Tue, Jan 30, 2018 - Page 3 News List

Chang urges talks on flight route

CONSTRAINT:The CAA’s freezing the approvals of additional flights by Chinese carriers is a light response to the incident, MAC Minister Katharine Chang said

By Lee I-chia  /  Staff reporter

Mainland Affairs Council Minister Katharine Chang yesterday reviews the events of the past year and sets out the council’s priorities for the coming year at a year-end news conference in Taipei.

Photo: CNA

Flight safety and national security cannot be compromised, Mainland Affairs Council (MAC) Minister Katharine Chang (張小月) said yesterday, and urged the Chinese government to respect the public opinion in Taiwan and launch negotiations with the government.

Chang made the remarks at the council’s annual year-end news conference in response to China’s unilateral activation of northbound flights on the M503 route earlier this month.

She also presented an annual summary report and explained the council’s goals for this year.

The activation of the northbound flights and three extension routes — W121, W122 and W123 — on Jan. 4 affects flight safety and Taiwan’s national security, Chang said.

The Civil Aeronautics Administration’s (CAA) freezing the approval of two Chinese airlines’ application for a total of 176 additional flights during the Lunar New Year holiday is a light response to Beijing’s move and the nation’s high level of constraint has gained public acclaim, she said.

The activation of the route is a cross-strait issue that should go beyond pan-blue and pan-green politics, and the government should not be involved in cross-strait negotiations regarding civil aviation routes, Chang said.

The nation should reach a consensus and refuse to compromise on the issue, she said, adding that the government is urging Beijing to launch negotiations to resolve the conflict as soon as possible.

“The Chinese government has repeatedly said that the activation of the M503 flight route and three extension routes is its internal affair, and has nothing to do with Taiwan’s flight routes and destinations” Chang said. “However, this significantly differs from the reality of cross-strait interactions and we cannot accept this remark.”

Both sides of the Taiwan Strait reached a consensus on the usage of the routes through a civil aviation “mini-cross-strait meeting” in March 2015, so the government is insisting on and executing the policy that was enforced by the former administration, she said, adding that the conflict should technically be negotiated in another meeting, not through politics.

Whether the issue could be resolved in a satisfactory manner would a test to see if the Chinese government respects public opinion in Taiwan, and an important indicator for Taiwanese to estimate the development of cross-strait relations, so Beijing should not underestimate its meaning, Chang said.

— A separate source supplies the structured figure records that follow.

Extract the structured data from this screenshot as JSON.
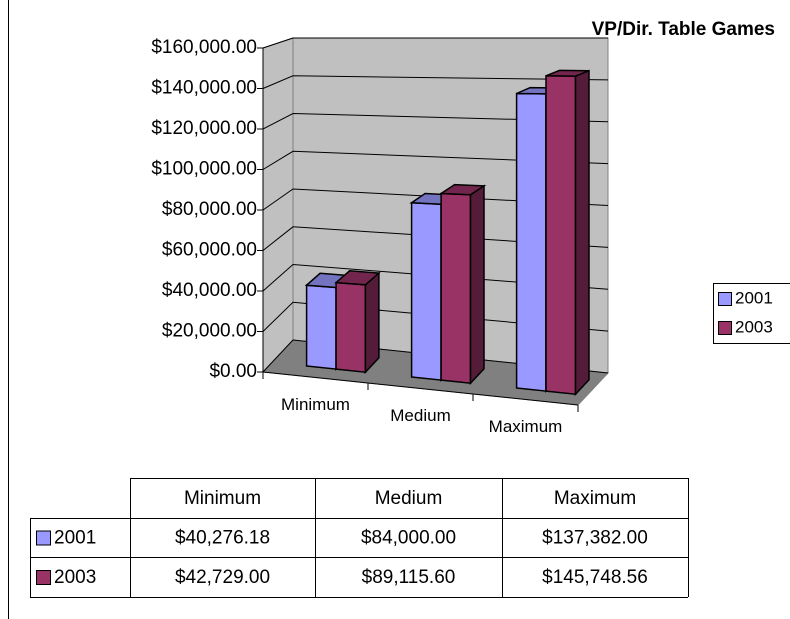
{
  "chart_data": {
    "type": "bar",
    "title": "VP/Dir. Table Games",
    "categories": [
      "Minimum",
      "Medium",
      "Maximum"
    ],
    "series": [
      {
        "name": "2001",
        "color": "#9999ff",
        "values": [
          40276.18,
          84000.0,
          137382.0
        ],
        "value_labels": [
          "$40,276.18",
          "$84,000.00",
          "$137,382.00"
        ]
      },
      {
        "name": "2003",
        "color": "#993366",
        "values": [
          42729.0,
          89115.6,
          145748.56
        ],
        "value_labels": [
          "$42,729.00",
          "$89,115.60",
          "$145,748.56"
        ]
      }
    ],
    "ylim": [
      0,
      160000
    ],
    "yticks": [
      {
        "value": 0,
        "label": "$0.00"
      },
      {
        "value": 20000,
        "label": "$20,000.00"
      },
      {
        "value": 40000,
        "label": "$40,000.00"
      },
      {
        "value": 60000,
        "label": "$60,000.00"
      },
      {
        "value": 80000,
        "label": "$80,000.00"
      },
      {
        "value": 100000,
        "label": "$100,000.00"
      },
      {
        "value": 120000,
        "label": "$120,000.00"
      },
      {
        "value": 140000,
        "label": "$140,000.00"
      },
      {
        "value": 160000,
        "label": "$160,000.00"
      }
    ],
    "grid": true,
    "legend": "right",
    "data_table": true
  }
}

Asked about the Chinese government’s suppression of Taiwan in the international community while offering incentives to Taiwanese, she said more challenges in cross-strait relations are expected this year as Beijing continues to neglect official negotiations while increasing civilian interactions.

However, there is a political aim behind China’s offering of incentives to Taiwanese, so the government would review and amend regulations to deal with the situation, Chang added.